I'm new to all of this, but am very intrigued by the vast capabilities of these varied pfSense configurations.  I'm starting to get the hardware components needed to put a home firewall together and want to make sure I understand the recommended installation steps from this thread (after all 3 pages of notes, adjustments, talks & ideas)….so let's see how much I'm missing.

My home network: 5Meg CableModem supporting 4 desktop PCs and 2 XBOX's (each with their own XBOX Live account)
Old 2GHz HP desktop PC will become the pfSense firewall box once I add a 2nd ethernet NIC.  Optional idea is installing a wireless card (which I'll hopefully be able to configure into a WAP for the home)

Goal of pfSense box:

• reliable firewall that filters out porn, virus/trojan/worm, and annoying ads & banners
• logging of visited websites grouped by home user's PC (either IP, MAC, and/or hostname)
• allow XBOX Live gaming for both consoles

pfSense steps (as I understand them so far from reading dozens of forum threads):

-Install stabe version of pfSense (v2.0.3) & reboot
-verify pfSense is up and running.....allowing internet traffic from one of the PCs) & no filters or rules in place (yet)
-from a regular PC on the home network, access pfSense via web interface
-set to HTTPS access for pfSense web interface instead of HTTP
-change pfSense admin password
-install Dansguardian from the packages screen of GUI (unsure what the current stable version is)

At this point, the next few steps might not be in the right order, so I need guidance:

-install stable squid package (v2.7.9 ?) from the packages screen of pfSense GUI (as opposed to the squid3 beta)
-verify Dansguardian is up properly....running "Dansguardian -Q" from the command line if needed

Does stable Dansguardian package and squid v2.7.9 startup & run the right way on pfSense v2.0.3...or is there some special tweaking needed?  What order to install DG & squid?  Or should I just try the pfSense v2.1 beta and squid3 beta instead?

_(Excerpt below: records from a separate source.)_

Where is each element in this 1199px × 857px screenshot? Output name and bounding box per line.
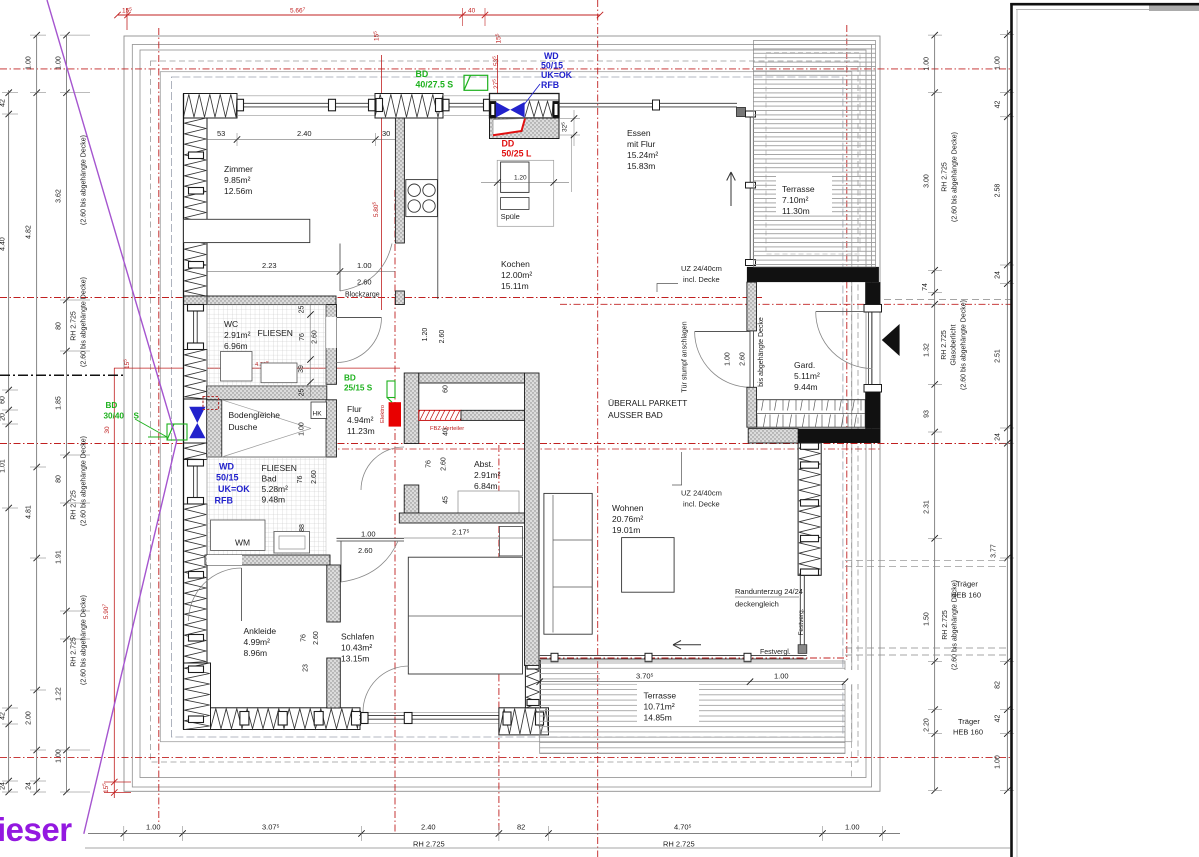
svg-text:4.82: 4.82 [26, 225, 33, 239]
svg-text:incl. Decke: incl. Decke [683, 275, 720, 284]
svg-text:40/27.5 S: 40/27.5 S [416, 80, 454, 90]
svg-text:7.10m²: 7.10m² [782, 195, 809, 205]
svg-text:Bodengleiche: Bodengleiche [229, 410, 281, 420]
svg-text:15.11m: 15.11m [501, 281, 529, 291]
svg-text:Träger: Träger [956, 580, 978, 589]
svg-text:Festvergl.: Festvergl. [760, 649, 791, 656]
svg-text:Glasoberlicht: Glasoberlicht [951, 325, 958, 366]
svg-text:Schlafen: Schlafen [341, 632, 374, 642]
svg-text:13.15m: 13.15m [341, 654, 369, 664]
svg-text:FLIESEN: FLIESEN [262, 463, 297, 473]
svg-text:Elektro: Elektro [380, 405, 386, 423]
svg-text:42: 42 [0, 99, 7, 107]
svg-text:8.96m: 8.96m [244, 648, 268, 658]
svg-text:RFB: RFB [541, 80, 559, 90]
svg-text:3.77: 3.77 [991, 544, 998, 558]
svg-text:1.00: 1.00 [924, 57, 931, 71]
svg-text:1.00: 1.00 [26, 56, 33, 70]
svg-text:RH 2.725: RH 2.725 [413, 840, 445, 849]
svg-text:2.60: 2.60 [311, 470, 318, 484]
svg-text:82: 82 [995, 681, 1002, 689]
svg-text:1.20: 1.20 [422, 328, 429, 342]
svg-text:2.60: 2.60 [313, 631, 320, 645]
svg-text:6.84m: 6.84m [474, 481, 498, 491]
svg-text:2.91m²: 2.91m² [224, 330, 251, 340]
svg-text:30: 30 [382, 129, 390, 138]
svg-text:24: 24 [995, 433, 1002, 441]
svg-text:24: 24 [995, 271, 1002, 279]
svg-text:Flur: Flur [347, 404, 362, 414]
svg-text:53: 53 [217, 129, 225, 138]
svg-text:45: 45 [442, 496, 449, 504]
svg-text:1.00: 1.00 [725, 352, 732, 366]
svg-text:Gard.: Gard. [794, 360, 815, 370]
svg-text:1.00: 1.00 [774, 672, 789, 681]
svg-text:ÜBERALL PARKETT: ÜBERALL PARKETT [608, 398, 687, 408]
svg-text:4.99m²: 4.99m² [244, 637, 271, 647]
svg-text:20.76m²: 20.76m² [612, 514, 643, 524]
svg-text:42: 42 [0, 712, 7, 720]
svg-text:Spüle: Spüle [501, 212, 520, 221]
svg-text:RH 2.725: RH 2.725 [941, 330, 948, 360]
svg-text:2.58: 2.58 [995, 184, 1002, 198]
svg-text:9.48m: 9.48m [262, 495, 286, 505]
svg-text:11.30m: 11.30m [782, 206, 810, 216]
svg-text:WD: WD [544, 51, 559, 61]
svg-text:mit Flur: mit Flur [627, 139, 656, 149]
svg-text:AUSSER BAD: AUSSER BAD [608, 410, 663, 420]
svg-text:25/15 S: 25/15 S [344, 384, 373, 393]
svg-text:24: 24 [26, 782, 33, 790]
svg-text:1.20: 1.20 [514, 175, 527, 182]
svg-text:24: 24 [0, 782, 7, 790]
svg-text:Wohnen: Wohnen [612, 503, 644, 513]
svg-text:(2.60 bis abgehängte Decke): (2.60 bis abgehängte Decke) [81, 135, 88, 225]
svg-text:RH 2.725: RH 2.725 [663, 840, 695, 849]
svg-text:15.24m²: 15.24m² [627, 150, 658, 160]
svg-text:6.96m: 6.96m [224, 341, 248, 351]
svg-text:RH 2.725: RH 2.725 [71, 637, 78, 667]
svg-text:(2.60 bis abgehängte Decke): (2.60 bis abgehängte Decke) [81, 595, 88, 685]
svg-text:DD: DD [502, 139, 515, 149]
svg-text:RH 2.725: RH 2.725 [942, 610, 949, 640]
svg-text:deckengleich: deckengleich [735, 600, 779, 609]
svg-text:1.00: 1.00 [146, 823, 161, 832]
svg-text:(2.60 bis abgehängte Decke): (2.60 bis abgehängte Decke) [81, 436, 88, 526]
svg-text:RH 2.725: RH 2.725 [942, 162, 949, 192]
svg-text:76: 76 [301, 634, 308, 642]
svg-text:(2.60 bis abgehängte Decke): (2.60 bis abgehängte Decke) [961, 300, 968, 390]
svg-text:76: 76 [299, 333, 306, 341]
svg-text:2.60: 2.60 [441, 457, 448, 471]
svg-text:WC: WC [224, 319, 238, 329]
svg-text:76: 76 [297, 476, 304, 484]
svg-text:Zimmer: Zimmer [224, 164, 253, 174]
svg-text:1.00: 1.00 [56, 56, 63, 70]
svg-text:3.00: 3.00 [924, 174, 931, 188]
svg-text:40: 40 [442, 428, 449, 436]
svg-text:Festverg.: Festverg. [798, 608, 805, 635]
svg-text:23: 23 [303, 664, 310, 672]
svg-text:Randunterzug 24/24: Randunterzug 24/24 [735, 587, 803, 596]
svg-text:2.60: 2.60 [312, 330, 319, 344]
svg-text:4.40: 4.40 [0, 237, 7, 251]
svg-text:UZ 24/40cm: UZ 24/40cm [681, 489, 722, 498]
svg-text:76: 76 [426, 460, 433, 468]
svg-text:2.60: 2.60 [740, 352, 747, 366]
svg-text:30: 30 [104, 426, 111, 434]
svg-text:50/15: 50/15 [541, 61, 563, 71]
svg-text:25: 25 [299, 389, 306, 397]
svg-text:4.81: 4.81 [26, 505, 33, 519]
svg-text:2.40: 2.40 [297, 129, 312, 138]
svg-text:RH 2.725: RH 2.725 [71, 490, 78, 520]
svg-text:UZ 24/40cm: UZ 24/40cm [681, 264, 722, 273]
svg-text:Essen: Essen [627, 128, 651, 138]
svg-text:BD: BD [344, 374, 356, 383]
svg-text:11.23m: 11.23m [347, 426, 375, 436]
svg-text:Dusche: Dusche [229, 422, 258, 432]
svg-text:2.60: 2.60 [358, 546, 373, 555]
svg-text:50/15: 50/15 [216, 473, 239, 483]
svg-text:74: 74 [922, 283, 929, 291]
svg-text:5.28m²: 5.28m² [262, 484, 289, 494]
svg-text:Träger: Träger [958, 717, 980, 726]
svg-text:4.94m²: 4.94m² [347, 415, 374, 425]
svg-text:Bad: Bad [262, 474, 277, 484]
svg-text:88: 88 [299, 524, 306, 532]
svg-text:20: 20 [0, 413, 7, 421]
svg-text:12.56m: 12.56m [224, 186, 252, 196]
svg-text:2.51: 2.51 [995, 349, 1002, 363]
svg-text:2.00: 2.00 [26, 711, 33, 725]
svg-text:2.40: 2.40 [421, 823, 436, 832]
svg-text:25: 25 [299, 306, 306, 314]
svg-text:2.60: 2.60 [357, 278, 372, 287]
svg-text:1.00: 1.00 [361, 530, 376, 539]
svg-text:1.00: 1.00 [357, 261, 372, 270]
svg-text:FLIESEN: FLIESEN [258, 328, 293, 338]
svg-text:Tür stumpf anschlagen: Tür stumpf anschlagen [682, 321, 689, 392]
svg-text:1.91: 1.91 [56, 550, 63, 564]
svg-text:40: 40 [468, 8, 476, 15]
svg-text:Kochen: Kochen [501, 259, 530, 269]
svg-text:1.01: 1.01 [0, 459, 7, 473]
svg-text:HEB 160: HEB 160 [951, 591, 981, 600]
svg-text:Ankleide: Ankleide [244, 626, 277, 636]
svg-text:80: 80 [56, 475, 63, 483]
svg-text:HK: HK [313, 411, 323, 418]
svg-text:2.60: 2.60 [439, 330, 446, 344]
svg-text:2.31: 2.31 [924, 500, 931, 514]
svg-text:42: 42 [995, 101, 1002, 109]
svg-text:(2.60 bis abgehängte Decke): (2.60 bis abgehängte Decke) [81, 277, 88, 367]
svg-text:bis abgehängte Decke: bis abgehängte Decke [758, 317, 765, 387]
svg-text:42: 42 [995, 715, 1002, 723]
svg-text:incl. Decke: incl. Decke [683, 500, 720, 509]
svg-text:60: 60 [0, 396, 7, 404]
svg-text:BD: BD [106, 401, 118, 410]
svg-text:RFB: RFB [215, 496, 234, 506]
svg-text:9.44m: 9.44m [794, 382, 818, 392]
svg-text:Abst.: Abst. [474, 459, 493, 469]
svg-text:12.00m²: 12.00m² [501, 270, 532, 280]
svg-text:2.20: 2.20 [924, 718, 931, 732]
svg-text:3.62: 3.62 [56, 189, 63, 203]
svg-text:2.91m²: 2.91m² [474, 470, 501, 480]
svg-text:14.85m: 14.85m [644, 713, 672, 723]
svg-text:5.11m²: 5.11m² [794, 371, 820, 381]
svg-text:30/40: 30/40 [104, 412, 125, 421]
svg-text:1.50: 1.50 [924, 612, 931, 626]
svg-text:10.71m²: 10.71m² [644, 702, 675, 712]
svg-text:80: 80 [56, 322, 63, 330]
svg-text:10.43m²: 10.43m² [341, 643, 372, 653]
svg-text:WD: WD [219, 462, 234, 472]
svg-text:Terrasse: Terrasse [782, 184, 815, 194]
svg-text:ieser: ieser [0, 811, 72, 848]
svg-text:S: S [134, 412, 140, 421]
svg-text:60: 60 [442, 385, 449, 393]
svg-text:1.00: 1.00 [995, 56, 1002, 70]
svg-text:39: 39 [298, 365, 305, 373]
svg-text:50/25 L: 50/25 L [502, 149, 532, 159]
svg-text:1.00: 1.00 [56, 749, 63, 763]
svg-text:UK=OK: UK=OK [541, 70, 573, 80]
svg-text:1.00: 1.00 [299, 422, 306, 436]
svg-text:2.23: 2.23 [262, 261, 277, 270]
svg-text:1.00: 1.00 [995, 755, 1002, 769]
svg-text:Blockzarge: Blockzarge [345, 292, 380, 299]
svg-text:1.32: 1.32 [924, 343, 931, 357]
svg-text:WM: WM [235, 538, 250, 548]
svg-text:1.85: 1.85 [56, 396, 63, 410]
svg-text:19.01m: 19.01m [612, 525, 640, 535]
svg-text:Terrasse: Terrasse [644, 691, 677, 701]
svg-text:93: 93 [924, 410, 931, 418]
svg-text:(2.60 bis abgehängte Decke): (2.60 bis abgehängte Decke) [952, 132, 959, 222]
svg-text:UK=OK: UK=OK [218, 484, 250, 494]
svg-text:82: 82 [517, 823, 525, 832]
svg-text:15.83m: 15.83m [627, 161, 655, 171]
svg-text:BD: BD [416, 69, 429, 79]
svg-text:9.85m²: 9.85m² [224, 175, 251, 185]
svg-text:1.00: 1.00 [845, 823, 860, 832]
svg-text:HEB 160: HEB 160 [953, 728, 983, 737]
svg-text:1.22: 1.22 [56, 687, 63, 701]
svg-text:RH 2.725: RH 2.725 [71, 311, 78, 341]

-configure Dansguardian (somehow) for antivirus
-configure NAT as required to get the 2 XBOX's working properly (refer to thread under Gaming forum for specifics...ie multicast rules)

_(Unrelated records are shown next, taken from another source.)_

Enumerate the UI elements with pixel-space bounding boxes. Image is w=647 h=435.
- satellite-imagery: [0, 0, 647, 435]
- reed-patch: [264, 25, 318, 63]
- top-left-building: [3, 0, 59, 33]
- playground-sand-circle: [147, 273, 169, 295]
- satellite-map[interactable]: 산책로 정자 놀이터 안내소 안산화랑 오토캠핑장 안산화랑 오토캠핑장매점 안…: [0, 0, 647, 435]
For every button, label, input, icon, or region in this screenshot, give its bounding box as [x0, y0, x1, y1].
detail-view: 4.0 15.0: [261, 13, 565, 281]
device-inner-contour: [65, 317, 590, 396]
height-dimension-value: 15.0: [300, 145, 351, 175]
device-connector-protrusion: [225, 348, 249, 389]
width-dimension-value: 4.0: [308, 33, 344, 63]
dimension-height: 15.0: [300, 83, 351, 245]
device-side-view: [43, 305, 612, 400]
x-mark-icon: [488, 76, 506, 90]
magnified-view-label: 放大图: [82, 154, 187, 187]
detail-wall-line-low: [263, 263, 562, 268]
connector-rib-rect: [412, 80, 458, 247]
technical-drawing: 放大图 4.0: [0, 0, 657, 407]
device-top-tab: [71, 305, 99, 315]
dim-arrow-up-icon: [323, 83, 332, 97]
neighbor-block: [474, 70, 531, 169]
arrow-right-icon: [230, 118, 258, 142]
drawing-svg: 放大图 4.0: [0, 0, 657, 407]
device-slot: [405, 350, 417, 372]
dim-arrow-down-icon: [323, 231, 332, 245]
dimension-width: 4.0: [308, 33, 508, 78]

Have I got this first part right?  Or did I forget a few steps?

Thanks for all the work on this whole project.....the capabilities of this inspire me to consider diving head-first & learning all I can.

eisenb11

I'm having a tough time getting this to work. My goal was to set this up using just squid and privoxy.

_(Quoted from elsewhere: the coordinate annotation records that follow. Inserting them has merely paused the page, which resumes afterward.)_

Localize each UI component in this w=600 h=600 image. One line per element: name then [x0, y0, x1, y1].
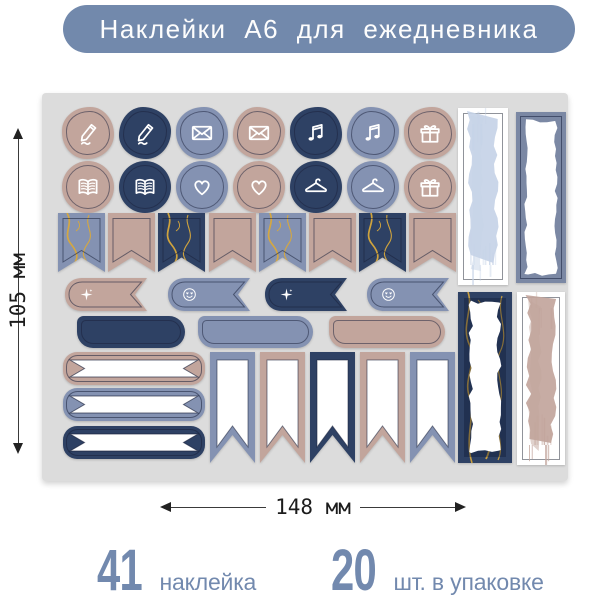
sticker-circle-music [347, 107, 399, 159]
sticker-banner [63, 352, 205, 385]
height-dimension-label: 105 мм [6, 253, 30, 329]
flag-shape [158, 213, 205, 272]
sticker-circle-pencil [119, 107, 171, 159]
flag-shape [359, 213, 406, 272]
stat-sticker-count: 41 наклейка [97, 542, 256, 600]
height-dimension: 105 мм [4, 128, 32, 454]
sticker-circle-music [290, 107, 342, 159]
width-dimension: 148 мм [160, 496, 466, 518]
flag-shape [209, 213, 256, 272]
banner-shape [63, 352, 205, 385]
inner-outline [351, 165, 395, 209]
sticker-count: 41 [97, 542, 142, 600]
sticker-count-label: наклейка [160, 569, 257, 596]
sticker-flag-plain [409, 213, 456, 272]
inner-outline [66, 165, 110, 209]
arrow-right-icon [455, 502, 466, 512]
sticker-panel-brush-tan [517, 292, 565, 465]
width-dimension-label: 148 мм [275, 495, 351, 519]
inner-outline [180, 111, 224, 155]
sticker-circle-envelope [233, 107, 285, 159]
flag-shape [58, 213, 105, 272]
inner-outline [123, 165, 167, 209]
inner-outline [66, 111, 110, 155]
sticker-tag [329, 316, 445, 348]
stat-pack-count: 20 шт. в упаковке [331, 542, 544, 600]
inner-outline [408, 111, 452, 155]
inner-outline [237, 165, 281, 209]
flag-shape [309, 213, 356, 272]
title-banner: Наклейки А6 для ежедневника [63, 5, 575, 53]
pennant-shape [210, 352, 255, 463]
pennant-shape [410, 352, 455, 463]
banner-shape [63, 388, 205, 421]
pack-count: 20 [331, 542, 376, 600]
sticker-flag-plain [108, 213, 155, 272]
sticker-flag-marble [359, 213, 406, 272]
sticker-panel-marble [458, 292, 512, 463]
arrow-up-icon [13, 128, 23, 139]
inner-outline [202, 320, 309, 344]
flag-shape [108, 213, 155, 272]
sticker-pennant [210, 352, 255, 463]
pennant-shape [260, 352, 305, 463]
sticker-panel-brush-blue [458, 108, 508, 285]
sticker-circle-envelope [176, 107, 228, 159]
inner-outline [180, 165, 224, 209]
flag-shape [409, 213, 456, 272]
sticker-pennant [410, 352, 455, 463]
sticker-pennant [260, 352, 305, 463]
arrow-down-icon [13, 443, 23, 454]
sticker-banner [63, 388, 205, 421]
sticker-circle-pencil [62, 107, 114, 159]
inner-outline [294, 111, 338, 155]
panel-shape [517, 292, 565, 465]
inner-outline [81, 320, 181, 344]
sticker-flag-plain [309, 213, 356, 272]
sticker-sheet [42, 93, 568, 481]
pennant-shape [310, 352, 355, 463]
page-title: Наклейки А6 для ежедневника [100, 14, 539, 45]
banner-shape [63, 426, 205, 459]
ribbon-shape [367, 278, 449, 311]
dimension-line [171, 507, 266, 508]
flag-shape [259, 213, 306, 272]
sticker-circle-gift [404, 107, 456, 159]
sticker-flag-marble [259, 213, 306, 272]
arrow-left-icon [160, 502, 171, 512]
sticker-panel-frame [516, 112, 566, 283]
ribbon-shape [168, 278, 250, 311]
inner-outline [351, 111, 395, 155]
sticker-circle-hanger [347, 161, 399, 213]
inner-outline [408, 165, 452, 209]
panel-shape [458, 108, 508, 285]
pennant-shape [360, 352, 405, 463]
sticker-tag [198, 316, 313, 348]
sticker-circle-book [119, 161, 171, 213]
ribbon-shape [65, 278, 147, 311]
sticker-flag-marble [58, 213, 105, 272]
sticker-banner [63, 426, 205, 459]
sticker-circle-gift [404, 161, 456, 213]
product-image: Наклейки А6 для ежедневника 105 мм 148 м… [0, 0, 600, 600]
sticker-circle-heart [233, 161, 285, 213]
sticker-flag-marble [158, 213, 205, 272]
sticker-flag-plain [209, 213, 256, 272]
panel-shape [458, 292, 512, 463]
sticker-circle-heart [176, 161, 228, 213]
inner-outline [237, 111, 281, 155]
ribbon-shape [265, 278, 347, 311]
inner-outline [294, 165, 338, 209]
dimension-line [360, 507, 455, 508]
sticker-pennant [310, 352, 355, 463]
sticker-ribbon-sparkle [65, 278, 147, 311]
sticker-ribbon-smiley [168, 278, 250, 311]
sticker-ribbon-sparkle [265, 278, 347, 311]
sticker-ribbon-smiley [367, 278, 449, 311]
inner-outline [123, 111, 167, 155]
panel-shape [516, 112, 566, 283]
sticker-circle-hanger [290, 161, 342, 213]
inner-outline [333, 320, 441, 344]
sticker-pennant [360, 352, 405, 463]
sticker-tag [77, 316, 185, 348]
sticker-circle-book [62, 161, 114, 213]
pack-count-label: шт. в упаковке [394, 569, 544, 596]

To simplify the matters, I'm currently just trying to get squid to work on the loopback with pfsense 2.1 and I'm having no luck at all.

For this test I have the following config:

Squid:
All defaults except…
Changed proxy interface to loopback
Proxy port to 3128
I've also tried checking and unchecking the Allow users on interface and Transparent proxy options

Under NAT, I created a rule to forward all LAN HTTP destined for port 80 to 127.0.0.1 port 3128

In theory, this should forward all LAN HTTP traffic to Squid... but it's not working.

Whenever I enable the NAT rule, web browsing breaks and I get an "Invalid URL" error in my web browser from squid.

Can anyone help me out?

marcelloc

Enable proxy on lan and check transparent proxy. It will create forward rules. There is no need to create nat rules.